Thursday, January 21, 2010

Oh Giuliana and Bill

I no longer live in the States but I still like to follow trashy TV and magazines. I heard about this show Giuliana and Bill from another blogger and watched some clips on YouTube the other day. What do I think? We'll she's a train wreck, not sure if she is playing the dumb, spoiled girls on purpose but it's a dumb show, though I know that I would watch it if I was at home. Hell, I watched the Jessica Simpson Show, the Kardashians, the Hills all while thinking to myself "are these people serious?" I mean who really lives like this?

Anyway, back to my point, so Giuliana and Bill are having trouble getting pregnant.
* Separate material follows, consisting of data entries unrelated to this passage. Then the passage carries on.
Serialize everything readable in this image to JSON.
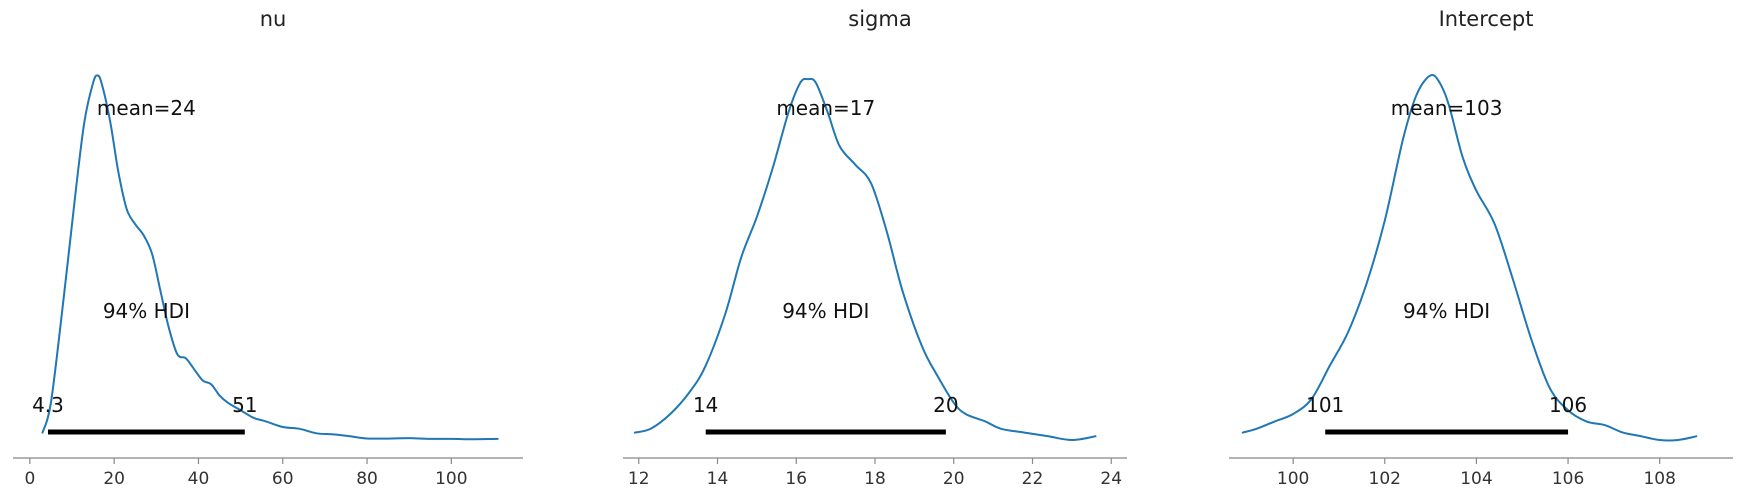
{
  "chart_data": [
    {
      "type": "line",
      "title": "nu",
      "color": "#1f77b4",
      "xlim": [
        -4,
        117
      ],
      "ticks": [
        0,
        20,
        40,
        60,
        80,
        100
      ],
      "mean_label": "mean=24",
      "hdi_label": "94% HDI",
      "hdi": [
        4.3,
        51
      ],
      "hdi_low_label": "4.3",
      "hdi_high_label": "51",
      "density": {
        "x": [
          3,
          5,
          8,
          11,
          13,
          15,
          16,
          17,
          19,
          21,
          23,
          25,
          27,
          29,
          31,
          33,
          35,
          37,
          39,
          41,
          43,
          45,
          47,
          50,
          53,
          56,
          60,
          64,
          68,
          72,
          76,
          80,
          86,
          90,
          95,
          100,
          105,
          111
        ],
        "y": [
          0.02,
          0.1,
          0.38,
          0.68,
          0.86,
          0.96,
          0.98,
          0.96,
          0.86,
          0.72,
          0.62,
          0.58,
          0.55,
          0.5,
          0.4,
          0.3,
          0.23,
          0.22,
          0.19,
          0.16,
          0.15,
          0.12,
          0.1,
          0.08,
          0.06,
          0.05,
          0.035,
          0.03,
          0.018,
          0.015,
          0.01,
          0.004,
          0.004,
          0.005,
          0.003,
          0.003,
          0.002,
          0.003
        ]
      }
    },
    {
      "type": "line",
      "title": "sigma",
      "color": "#1f77b4",
      "xlim": [
        11.6,
        24.4
      ],
      "ticks": [
        12,
        14,
        16,
        18,
        20,
        22,
        24
      ],
      "mean_label": "mean=17",
      "hdi_label": "94% HDI",
      "hdi": [
        13.7,
        19.8
      ],
      "hdi_low_label": "14",
      "hdi_high_label": "20",
      "density": {
        "x": [
          11.9,
          12.3,
          12.8,
          13.3,
          13.7,
          14.2,
          14.6,
          15.0,
          15.4,
          15.8,
          16.1,
          16.3,
          16.5,
          16.8,
          17.1,
          17.5,
          17.9,
          18.3,
          18.7,
          19.2,
          19.6,
          20.0,
          20.3,
          20.8,
          21.2,
          21.8,
          22.4,
          23.0,
          23.6
        ],
        "y": [
          0.02,
          0.03,
          0.07,
          0.13,
          0.2,
          0.34,
          0.49,
          0.6,
          0.73,
          0.88,
          0.96,
          0.97,
          0.96,
          0.88,
          0.79,
          0.74,
          0.69,
          0.56,
          0.4,
          0.25,
          0.17,
          0.1,
          0.07,
          0.05,
          0.03,
          0.02,
          0.01,
          0.0,
          0.01
        ]
      }
    },
    {
      "type": "line",
      "title": "Intercept",
      "color": "#1f77b4",
      "xlim": [
        98.6,
        109.6
      ],
      "ticks": [
        100,
        102,
        104,
        106,
        108
      ],
      "mean_label": "mean=103",
      "hdi_label": "94% HDI",
      "hdi": [
        100.7,
        106.0
      ],
      "hdi_low_label": "101",
      "hdi_high_label": "106",
      "density": {
        "x": [
          98.9,
          99.2,
          99.6,
          100.0,
          100.4,
          100.8,
          101.2,
          101.6,
          102.0,
          102.4,
          102.7,
          103.0,
          103.2,
          103.4,
          103.7,
          104.0,
          104.4,
          104.8,
          105.2,
          105.6,
          106.0,
          106.4,
          106.8,
          107.2,
          107.6,
          108.0,
          108.4,
          108.8
        ],
        "y": [
          0.02,
          0.03,
          0.05,
          0.07,
          0.11,
          0.2,
          0.29,
          0.42,
          0.59,
          0.81,
          0.93,
          0.98,
          0.96,
          0.9,
          0.76,
          0.67,
          0.58,
          0.43,
          0.27,
          0.14,
          0.08,
          0.05,
          0.04,
          0.02,
          0.01,
          0.0,
          0.0,
          0.01
        ]
      }
    }
  ]
}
Does this mean she will be the face of infertility and all that goes with it? Not sure that she's really who I want representing us. I mean I can see her laughing at everything, making a big deal out of daily shots that aren't really so bad and then BAM getting pregnant with twins on the first try, having a breezy pregnancy and being back down to 90 pounds within an hour of giving birth. I mean really, I'm all for someone in the public eye representing us but I'd choose someone else.

Does anyone really believe this? “They hope to use their show as a vehicle to help people feel more comfortable about their situation; whether they are fertile Myrtle’s or having trouble conceiving.” Well, if it’s true then kudos to them.

Oh and by the way, being the doctor that I am and infertility specialist, I think if she would gain a few pounds and live in the same town as her husband she may have better luck. (That was mean wasn't it?) Sorry Giuliana but once I really believe that you are one of us, I'll be nice and supportive.